An increase in lower face height has also been noted in NS, and a number of papers mention cherubism (giant cell lesions of the jaws). This gives the face a round podgy appearance as the lesions fill out the jaws. Generally this is a self-resolving condition as it tends to disappear with age, and so normally requires no treatment.

Neurofibromatosis is more serious as the neurofibromas don't resolve and can be more difficult to deal with. It is therefore necessary to differentiate between cherubism and NF, and this can be done quite simply by biopsy.

Other conditions in NS that have a relevance to dentistry include bleeding disorders, congenital heart disease, and delayed puberty.

In some individuals blood clotting tests may give normal results, but they may still have problems with surgery. At least one paper describes an individual with NS who had serious problems following jaw surgery, and who nearly didn't recover due to serious bleeding, so if tooth extractions, gum or oral surgery are required, it would definitely be necessary to rule this out.

With cardiac problems there is a risk of bacteria from the mouth getting into the blood during invasive procedures and causing bacterial heart infection. This is a serious condition and so prophylactic antibiotics should be given.

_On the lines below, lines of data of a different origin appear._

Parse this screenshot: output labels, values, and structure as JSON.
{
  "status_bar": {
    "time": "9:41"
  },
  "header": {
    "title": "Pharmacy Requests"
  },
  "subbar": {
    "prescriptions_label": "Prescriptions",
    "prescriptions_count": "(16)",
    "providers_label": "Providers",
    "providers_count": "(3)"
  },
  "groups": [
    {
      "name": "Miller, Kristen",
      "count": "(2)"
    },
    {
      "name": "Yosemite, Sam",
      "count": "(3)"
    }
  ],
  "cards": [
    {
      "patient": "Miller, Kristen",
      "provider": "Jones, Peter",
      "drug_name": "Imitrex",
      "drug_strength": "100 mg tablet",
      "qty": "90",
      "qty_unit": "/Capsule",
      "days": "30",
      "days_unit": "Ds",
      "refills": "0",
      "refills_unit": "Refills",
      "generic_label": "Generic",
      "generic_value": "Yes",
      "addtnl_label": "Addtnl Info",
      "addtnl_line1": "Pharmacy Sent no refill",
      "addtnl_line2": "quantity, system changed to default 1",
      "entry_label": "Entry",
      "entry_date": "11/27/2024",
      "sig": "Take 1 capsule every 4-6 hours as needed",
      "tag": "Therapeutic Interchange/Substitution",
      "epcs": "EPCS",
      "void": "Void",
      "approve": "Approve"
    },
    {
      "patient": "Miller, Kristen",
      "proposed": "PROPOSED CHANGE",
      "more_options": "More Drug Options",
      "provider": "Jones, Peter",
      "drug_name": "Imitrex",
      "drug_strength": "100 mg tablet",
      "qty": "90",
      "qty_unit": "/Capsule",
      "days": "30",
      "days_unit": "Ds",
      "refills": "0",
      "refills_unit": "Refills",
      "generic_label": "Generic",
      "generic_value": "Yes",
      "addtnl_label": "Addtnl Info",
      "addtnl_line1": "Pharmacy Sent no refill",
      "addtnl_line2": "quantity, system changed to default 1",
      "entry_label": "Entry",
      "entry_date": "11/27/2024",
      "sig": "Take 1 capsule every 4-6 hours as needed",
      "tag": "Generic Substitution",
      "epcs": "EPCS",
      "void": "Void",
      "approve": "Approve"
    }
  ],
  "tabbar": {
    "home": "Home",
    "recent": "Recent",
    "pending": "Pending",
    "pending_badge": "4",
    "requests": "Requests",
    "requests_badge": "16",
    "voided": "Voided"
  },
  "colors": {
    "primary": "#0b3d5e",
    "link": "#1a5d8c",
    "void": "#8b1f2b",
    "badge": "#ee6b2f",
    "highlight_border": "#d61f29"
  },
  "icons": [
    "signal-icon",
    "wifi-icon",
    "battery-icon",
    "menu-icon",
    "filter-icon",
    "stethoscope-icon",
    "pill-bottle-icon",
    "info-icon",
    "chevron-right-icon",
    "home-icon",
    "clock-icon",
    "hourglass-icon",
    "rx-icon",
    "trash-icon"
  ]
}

When a diagnosis of NS is made, even if the child is very young it is advisable for them to see a children's specialist and probably an orthodontist to get standardised x-rays just to see how the individual is going to grow. This is like going to a paediatrician and monitoring height and weight: much more useful information can be gained from keeping records than from just a one-off measurement.

Dental radiography cannot however be done on a 2 year-old, although it is recommended that it's done by around 5 years of age. It is advisable to try to find someone with craniofacial, cleft-lip or palate problems, although this can be difficult.

Delayed puberty is an issue as it may end up delaying orthodontic treatment.

Growth hormone therapy definitely has effects on the teeth and jaws. But the exact effects are not known even in Turner's Syndrome where GH therapy has been used a lot more often than in NS as there have been very few patients studied. It was advised that children see an orthodontist to get some records made before going on GH, and hopefully in the future we will be able to look back at these to give us some idea as to what to expect.

In GH deficiency the effects have been documented, but there is concern that if individuals get too much GH (as in gigantism) there can be tremendous effects on the face. The bottom jaw seems to be more sensitive than the top jaw due to differences in how they grow, and there are concerns that a large bottom jaw may result.

There have been reports of patients with NS having smaller teeth and a spaced dentition, but Kirt Simmons said he hadn't seen this and in fact actually tended to see the opposite: crowding and a narrow top jaw. But how much is due to NS, hypotonia etc, is difficult to tell - unfortunately we just don't know what the underlying problem is.